Diyanet İşleri Başkan Yardımcısı Dr. Selim Argun, 24 Eylül 2020 tarihinde Moskova’da on-line olarak gerçekleştirilen iki ayrı etkinliğe katıldı.

Hadis Yorumlama Sorunları: İslam Teolojisinde Yaklaşım Çeşitliliği

Argun, ilk olarak Rusya Federasyonu Müslümanları Dini İdaresi ve Müftüler Konseyi tarafından on-line formatta düzenlenen “Hadis Yorumlama Sorunları: İslam Teolojisinde Yaklaşım Çeşitliliği” konulu “13. Uluslararası Alimcan Barudi Okumaları” isimli konferansa katıldı.

Din Cemiyeti başkanlarının Moskova Merkez Camii Konferans Salonu’ndan iştirakiyle düzenlenen etkinliğe, başta Orta Asya ülkelerinin dini idare başkanları olmak üzere çok sayıda kişi katılım sağladı.

Burada katılımcılara hitap eden Diyanet İşleri Başkan Yardımcısı Argun, XIX. yüzyıldan itibaren Rusya Federasyonunda âlimlerin hadis çalışmalarına verdiği katkılara değindi.
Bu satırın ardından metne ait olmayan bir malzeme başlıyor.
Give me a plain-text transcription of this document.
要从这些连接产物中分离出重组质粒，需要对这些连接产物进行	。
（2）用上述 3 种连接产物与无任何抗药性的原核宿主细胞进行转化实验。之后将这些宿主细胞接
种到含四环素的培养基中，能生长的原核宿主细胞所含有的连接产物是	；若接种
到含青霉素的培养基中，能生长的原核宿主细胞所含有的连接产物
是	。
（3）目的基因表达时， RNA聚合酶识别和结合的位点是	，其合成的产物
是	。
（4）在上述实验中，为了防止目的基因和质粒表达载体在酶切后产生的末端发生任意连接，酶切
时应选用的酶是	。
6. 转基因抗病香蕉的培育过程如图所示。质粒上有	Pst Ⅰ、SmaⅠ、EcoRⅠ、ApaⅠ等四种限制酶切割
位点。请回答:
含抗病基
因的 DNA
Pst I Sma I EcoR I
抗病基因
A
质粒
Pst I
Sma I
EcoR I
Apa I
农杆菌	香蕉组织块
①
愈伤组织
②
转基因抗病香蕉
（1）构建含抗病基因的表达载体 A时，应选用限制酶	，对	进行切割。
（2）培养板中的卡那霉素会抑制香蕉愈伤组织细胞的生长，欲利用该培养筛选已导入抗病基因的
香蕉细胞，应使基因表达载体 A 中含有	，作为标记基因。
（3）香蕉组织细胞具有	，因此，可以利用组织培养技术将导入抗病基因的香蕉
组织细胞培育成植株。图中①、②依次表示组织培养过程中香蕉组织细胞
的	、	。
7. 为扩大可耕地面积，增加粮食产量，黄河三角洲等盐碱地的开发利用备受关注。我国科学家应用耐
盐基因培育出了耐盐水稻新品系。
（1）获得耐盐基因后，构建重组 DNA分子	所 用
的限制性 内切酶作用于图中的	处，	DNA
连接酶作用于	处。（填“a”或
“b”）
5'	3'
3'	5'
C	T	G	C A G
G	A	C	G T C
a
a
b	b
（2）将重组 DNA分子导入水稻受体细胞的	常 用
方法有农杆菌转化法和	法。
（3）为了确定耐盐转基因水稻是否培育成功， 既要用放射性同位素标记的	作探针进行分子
Argun, son zamanlarda halka yönelik telif edilen hadis eserlerinde kimi zaman sıhhati şüpheli, tarihsel gerçeklerle ve ilmi verilerle çelişen problemli rivayetlere rastlanabilmesi sebebiyle, günümüz Müslümanlarının ilgi ve ihtiyaçlarını dikkate alan, her seviyeden okuyucuyu sahih hadisler ışığında Hz. Peygamber’in sünneti ve sîreti ile buluşturan özgün çalışmaların öneminin ön plana çıktığını vurguladı.

Değişen Dünyada Din: Gençlerin Terbiyesinde Eğitimin Rolü

Diyanet İşleri Başkan Yardımcısı Dr. Selim Argun, ikinci olarak Rusya Federasyonu Müslümanları Dini Meclisi tarafından organize edilen ve Rus Haber Ajansı TASS Basın Merkezi’nde video konferans üzerinden gerçekleştirilen “Değişen Dünyada Din: Gençlerin Terbiyesinde Eğitimin Rolü” başlıklı uluslararası bilimsel konferansa katıldı.
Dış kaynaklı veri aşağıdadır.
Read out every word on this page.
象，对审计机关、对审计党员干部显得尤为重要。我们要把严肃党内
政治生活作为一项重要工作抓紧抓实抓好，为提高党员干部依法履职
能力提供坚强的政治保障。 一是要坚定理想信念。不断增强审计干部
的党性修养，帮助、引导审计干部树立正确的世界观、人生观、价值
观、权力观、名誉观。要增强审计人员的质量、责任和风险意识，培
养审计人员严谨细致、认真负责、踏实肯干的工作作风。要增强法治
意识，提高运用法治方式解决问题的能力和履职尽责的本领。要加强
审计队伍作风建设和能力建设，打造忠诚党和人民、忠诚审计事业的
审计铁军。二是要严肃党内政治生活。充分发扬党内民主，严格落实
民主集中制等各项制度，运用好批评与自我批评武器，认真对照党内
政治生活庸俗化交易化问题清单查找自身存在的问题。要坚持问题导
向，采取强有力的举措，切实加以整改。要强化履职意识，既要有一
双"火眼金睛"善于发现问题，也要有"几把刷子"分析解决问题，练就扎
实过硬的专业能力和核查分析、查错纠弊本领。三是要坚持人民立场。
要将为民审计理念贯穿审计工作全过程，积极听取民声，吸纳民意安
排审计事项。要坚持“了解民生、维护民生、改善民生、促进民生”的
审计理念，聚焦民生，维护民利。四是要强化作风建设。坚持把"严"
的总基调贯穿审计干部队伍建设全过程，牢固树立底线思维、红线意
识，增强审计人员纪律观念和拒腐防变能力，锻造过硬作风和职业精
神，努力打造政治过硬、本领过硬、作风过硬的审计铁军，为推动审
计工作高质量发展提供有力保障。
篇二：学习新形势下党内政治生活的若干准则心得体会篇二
Yirmiden fazla ülke ile Rusya Federasyonu’ndan önde gelen devlet adamları ve gazetecilerin katılımıyla düzenlenen konferansın açılışında konuşan Argun, İslam’ın eğitime verdiği öneme dikkat çekti.

Doğru ve güvenilir dini bilginin önemini vurgulayan Argun, doğru dini bilgi verilmediği takdirde gençlerin radikal ya da mutedil görünümde olan nevzuhur (yeni, sonradan çıkan) dini hareketlerin ağına düşerek adeta robotlaştırıldığını ve bunun en acı örneğinin de 15 Temmuz 2016 gecesinde yaşandığını ifade etti. 

Argun, Anadolu’da yüzyıllardır varlığını devam ettiren mabetler yanında, birlikte yaşama kültürünün en önemli sembollerinden biri olan Ayasofya Camii ile ilgili de açıklamalarda bulundu.

Argun, Ayasofya’nın 1453 yılında İstanbul’un fethinin sembolü olarak camiye çevrildiğini, ancak birer sanat eseri olan fresklerine ve mimari özelliklerine hiçbir şekilde dokunulmadığına dikkati çekti.

Bu abidevi eserin yıkılmadan günümüze ulaşmasının Osmanlı döneminde yapılan minare payandalarıyla mümkün olabildiğinin altını çizen Argun, Osmanlı döneminde gösterilen hassasiyetin aynı şekilde devam ettiğini ve isteyen herkesin bu muhteşem mimari eseri ücretsiz olarak ziyaret edebileceğini ifade ederek konuşmasını tamamladı.